We have a proud tradition of caring about individuals. We have a record of legislative achievement.

We have a proud tradition of moving to protect the environment, of overcoming the white Australia policy, of assisting women, of assisting Aboriginals, of providing necessary income support and industrial reform.

We have forgotten that tradition in recent years. We have allowed a very different perception to be projected publicly. We are seen as the racist, chauvinistic, sectional interest, development at all costs, accountant-driven, heartless Party.

Political parties have a life cycle. Menzies' creation — his child — had a vigorous youth and many original members as well as some of his successors were philosophical liberals willing to join his Party of hope and opportunity.

At State level it is quite different. Many of the most positive expressions of faith come from State Liberal leaders, the most eloquent testaments about liberalism come from Greiners and from the Faheys. They remain vigorous and relevant. Their governments are successful. The Party holds government in five states because it has identified with the people of those states.

Parties, like governments also have an old age. You can tell when a government is old by the fact that inspiration gloves and the ministers become managers, and nothing else. Parties may show different signs of ageing. In the case of the Liberal Party ageing is manifested in several ways. First, the membership is dropping. Second, the membership is older and tireder. Third, philosophical hegemony becomes more important that the accommodation of interests with the result, in the case of the Liberal Party of Australia, that is not longer multi-stranded. Fourth, there is little inspirational input, or input of intellectual substance. It is right in opposition to oppose and to criticise — but only as one of the tasks. As a woman asked once: "You have said what you are against. But what are you for?" And it is no good having vague and banal goals — they will excite no-one.

The classical liberal prescription of caring for people is still relevant. Some of the problems have changed with time, but the need to empower people has not disappeared.

We have nearly a million people wanting employment. What has the Party said recently about their aspirations and about empowering them? We have tens of thousands turned away from tertiary education each year — and all the Party promises is more cuts and more cuts to be borne by students. How long is it since the empowerment of those wanting to improve themselves was part of our message?

We have tens of thousands of people waiting for elective surgery in public hospitals and how long is it since we have said anything about health, much less anything about helping these people to care?

We have tens of thousands of young couples unable to obtain decent accommodation in which to raise the next generation. And how long is it since we have talked as a Party about empowering them?

We have Aboriginal Australians still living in appalling circumstances and without hope for a future. What have we said about empowering them recently?

We have tens of thousands with disability sitting at home watching daytime television because there is no better alternative. What we have said lately about empowering them?

We have old Australians who cannot get aged care services or aged care accommodation or community care programs. What have we said about empowering them?

People support political movements out of self-interest or because the vision which the movement projects appeals to them for their children.

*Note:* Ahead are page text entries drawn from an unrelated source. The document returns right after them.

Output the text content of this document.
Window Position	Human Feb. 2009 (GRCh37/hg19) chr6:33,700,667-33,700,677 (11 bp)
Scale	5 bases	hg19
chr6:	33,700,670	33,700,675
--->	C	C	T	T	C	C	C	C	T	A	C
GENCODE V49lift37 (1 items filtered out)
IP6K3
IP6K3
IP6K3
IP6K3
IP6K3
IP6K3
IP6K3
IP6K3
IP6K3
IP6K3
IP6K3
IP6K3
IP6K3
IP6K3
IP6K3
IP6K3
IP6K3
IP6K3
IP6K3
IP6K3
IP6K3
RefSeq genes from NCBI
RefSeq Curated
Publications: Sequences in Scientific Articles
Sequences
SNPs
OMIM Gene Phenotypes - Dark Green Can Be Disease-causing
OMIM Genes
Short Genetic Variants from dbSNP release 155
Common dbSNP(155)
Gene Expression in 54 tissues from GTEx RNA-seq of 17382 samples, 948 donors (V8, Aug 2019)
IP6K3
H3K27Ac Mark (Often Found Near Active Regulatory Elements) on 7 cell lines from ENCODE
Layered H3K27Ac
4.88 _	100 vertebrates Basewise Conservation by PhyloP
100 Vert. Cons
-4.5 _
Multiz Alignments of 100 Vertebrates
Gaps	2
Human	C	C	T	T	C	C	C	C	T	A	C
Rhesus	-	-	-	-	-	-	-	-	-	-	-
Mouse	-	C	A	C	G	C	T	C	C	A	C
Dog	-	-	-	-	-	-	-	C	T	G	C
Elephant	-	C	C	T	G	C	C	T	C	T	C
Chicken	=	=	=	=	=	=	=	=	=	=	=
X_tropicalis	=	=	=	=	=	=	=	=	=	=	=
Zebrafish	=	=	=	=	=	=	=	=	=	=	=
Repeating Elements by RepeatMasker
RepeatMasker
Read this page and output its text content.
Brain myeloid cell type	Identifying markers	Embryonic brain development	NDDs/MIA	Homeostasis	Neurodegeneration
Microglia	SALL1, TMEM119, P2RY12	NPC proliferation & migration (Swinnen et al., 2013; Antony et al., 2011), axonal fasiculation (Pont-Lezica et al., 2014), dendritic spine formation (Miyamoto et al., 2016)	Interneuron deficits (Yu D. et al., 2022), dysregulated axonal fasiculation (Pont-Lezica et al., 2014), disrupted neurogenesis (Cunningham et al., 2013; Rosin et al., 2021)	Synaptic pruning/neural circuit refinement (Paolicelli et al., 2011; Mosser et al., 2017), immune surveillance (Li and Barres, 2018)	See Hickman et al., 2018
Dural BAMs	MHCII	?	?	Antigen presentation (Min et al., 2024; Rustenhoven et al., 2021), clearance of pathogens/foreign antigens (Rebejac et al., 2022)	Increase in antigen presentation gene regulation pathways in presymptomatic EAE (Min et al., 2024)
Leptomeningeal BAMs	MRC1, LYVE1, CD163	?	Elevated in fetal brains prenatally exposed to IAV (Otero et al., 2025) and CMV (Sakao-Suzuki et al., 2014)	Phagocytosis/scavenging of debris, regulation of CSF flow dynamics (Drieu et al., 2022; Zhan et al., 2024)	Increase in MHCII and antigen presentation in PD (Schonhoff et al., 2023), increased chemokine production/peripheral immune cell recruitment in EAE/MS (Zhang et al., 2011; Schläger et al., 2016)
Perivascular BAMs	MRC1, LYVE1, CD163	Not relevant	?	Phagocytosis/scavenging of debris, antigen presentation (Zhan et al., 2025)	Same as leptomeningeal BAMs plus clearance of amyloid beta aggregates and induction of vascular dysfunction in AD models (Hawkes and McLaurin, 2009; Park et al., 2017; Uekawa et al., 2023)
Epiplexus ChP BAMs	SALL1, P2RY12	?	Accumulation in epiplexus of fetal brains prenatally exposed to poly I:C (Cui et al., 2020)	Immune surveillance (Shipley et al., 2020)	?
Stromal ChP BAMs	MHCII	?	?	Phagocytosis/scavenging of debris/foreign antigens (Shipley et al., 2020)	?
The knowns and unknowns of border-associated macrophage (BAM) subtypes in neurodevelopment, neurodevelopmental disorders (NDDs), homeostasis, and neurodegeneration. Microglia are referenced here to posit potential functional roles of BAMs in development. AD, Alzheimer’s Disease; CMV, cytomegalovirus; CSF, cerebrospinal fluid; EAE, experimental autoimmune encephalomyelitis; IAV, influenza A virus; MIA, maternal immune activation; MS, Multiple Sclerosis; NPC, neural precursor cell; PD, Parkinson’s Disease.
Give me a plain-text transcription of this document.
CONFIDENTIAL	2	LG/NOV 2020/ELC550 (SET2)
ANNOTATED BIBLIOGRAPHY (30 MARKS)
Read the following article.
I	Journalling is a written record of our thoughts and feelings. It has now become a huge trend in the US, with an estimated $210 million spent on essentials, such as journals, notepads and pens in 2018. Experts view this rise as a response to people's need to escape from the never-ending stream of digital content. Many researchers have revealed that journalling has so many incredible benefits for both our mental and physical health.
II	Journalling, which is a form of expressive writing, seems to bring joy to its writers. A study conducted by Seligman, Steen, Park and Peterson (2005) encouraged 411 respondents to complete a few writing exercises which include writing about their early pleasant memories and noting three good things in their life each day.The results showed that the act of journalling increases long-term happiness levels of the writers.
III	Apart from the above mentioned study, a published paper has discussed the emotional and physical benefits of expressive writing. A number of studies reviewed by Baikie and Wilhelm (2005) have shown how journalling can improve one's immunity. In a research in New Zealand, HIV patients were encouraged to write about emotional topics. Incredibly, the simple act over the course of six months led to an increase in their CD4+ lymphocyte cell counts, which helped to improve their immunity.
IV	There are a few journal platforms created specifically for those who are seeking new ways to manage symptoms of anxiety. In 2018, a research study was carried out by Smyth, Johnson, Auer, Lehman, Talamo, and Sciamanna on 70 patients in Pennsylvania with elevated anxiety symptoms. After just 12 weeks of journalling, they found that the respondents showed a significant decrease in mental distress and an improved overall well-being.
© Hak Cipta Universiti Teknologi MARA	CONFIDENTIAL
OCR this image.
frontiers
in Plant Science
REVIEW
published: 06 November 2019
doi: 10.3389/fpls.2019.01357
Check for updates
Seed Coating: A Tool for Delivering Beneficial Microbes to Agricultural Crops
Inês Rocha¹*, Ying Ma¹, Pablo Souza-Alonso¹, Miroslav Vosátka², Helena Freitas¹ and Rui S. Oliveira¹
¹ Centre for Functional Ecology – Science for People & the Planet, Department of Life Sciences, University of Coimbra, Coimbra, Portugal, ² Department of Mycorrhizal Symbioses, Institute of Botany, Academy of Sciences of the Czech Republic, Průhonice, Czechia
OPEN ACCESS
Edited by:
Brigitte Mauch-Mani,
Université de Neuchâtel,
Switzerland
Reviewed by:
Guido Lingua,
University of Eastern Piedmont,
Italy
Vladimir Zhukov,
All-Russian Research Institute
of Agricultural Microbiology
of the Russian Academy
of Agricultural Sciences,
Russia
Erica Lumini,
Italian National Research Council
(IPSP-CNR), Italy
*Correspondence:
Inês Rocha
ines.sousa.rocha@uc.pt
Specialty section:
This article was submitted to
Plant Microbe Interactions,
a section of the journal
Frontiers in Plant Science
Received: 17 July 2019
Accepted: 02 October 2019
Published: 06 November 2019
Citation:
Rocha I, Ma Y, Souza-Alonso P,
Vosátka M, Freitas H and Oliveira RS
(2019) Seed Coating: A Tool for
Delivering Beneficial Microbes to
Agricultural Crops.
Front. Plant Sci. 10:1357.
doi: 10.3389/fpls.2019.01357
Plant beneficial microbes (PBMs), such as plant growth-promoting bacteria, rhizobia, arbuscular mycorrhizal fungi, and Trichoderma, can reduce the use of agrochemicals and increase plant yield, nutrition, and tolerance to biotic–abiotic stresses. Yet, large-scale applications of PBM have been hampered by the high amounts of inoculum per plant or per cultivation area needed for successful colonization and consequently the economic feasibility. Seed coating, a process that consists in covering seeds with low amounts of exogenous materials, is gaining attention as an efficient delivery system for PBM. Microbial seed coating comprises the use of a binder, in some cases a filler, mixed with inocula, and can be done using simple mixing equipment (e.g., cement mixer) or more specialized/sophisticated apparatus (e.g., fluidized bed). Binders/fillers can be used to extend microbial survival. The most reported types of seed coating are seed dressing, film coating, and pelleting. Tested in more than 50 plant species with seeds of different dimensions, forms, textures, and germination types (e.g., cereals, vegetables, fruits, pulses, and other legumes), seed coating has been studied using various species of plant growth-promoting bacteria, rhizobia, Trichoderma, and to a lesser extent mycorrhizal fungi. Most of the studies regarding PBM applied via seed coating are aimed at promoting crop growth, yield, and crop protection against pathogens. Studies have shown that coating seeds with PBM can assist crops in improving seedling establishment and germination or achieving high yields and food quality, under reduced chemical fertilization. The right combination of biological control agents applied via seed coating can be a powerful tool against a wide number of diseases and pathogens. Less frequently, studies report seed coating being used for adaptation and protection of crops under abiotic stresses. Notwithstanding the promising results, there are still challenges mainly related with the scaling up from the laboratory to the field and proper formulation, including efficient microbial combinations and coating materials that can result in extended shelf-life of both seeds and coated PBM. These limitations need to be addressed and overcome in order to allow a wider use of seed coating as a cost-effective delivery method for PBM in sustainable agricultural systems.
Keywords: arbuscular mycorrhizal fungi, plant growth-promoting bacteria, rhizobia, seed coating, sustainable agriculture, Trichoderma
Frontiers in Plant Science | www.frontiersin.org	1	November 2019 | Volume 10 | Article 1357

This Party Federally has stopped appealing to the highest, the noblest, instincts of voters. It has suffered the consequences and will continue to be a minority for as long as this continues.

Let us begin to speak for Australians, for all Australians. Let us become once again the Party of hope, the Party of the future. Let us articulate the dreams of people, and let us be a vehicle by which those dreams can come true.

Robert Nestdale was heart-broken at what he saw happening to a political movement which he had loved and into which had poured so much of himself. For his sake, for his memory, if for no other reason, we must find ways of communicating again with mainstream Australia. Our elected leaders — with a few notable exceptions — have failed dismally in this task. For our Party and our Nation we deserve better.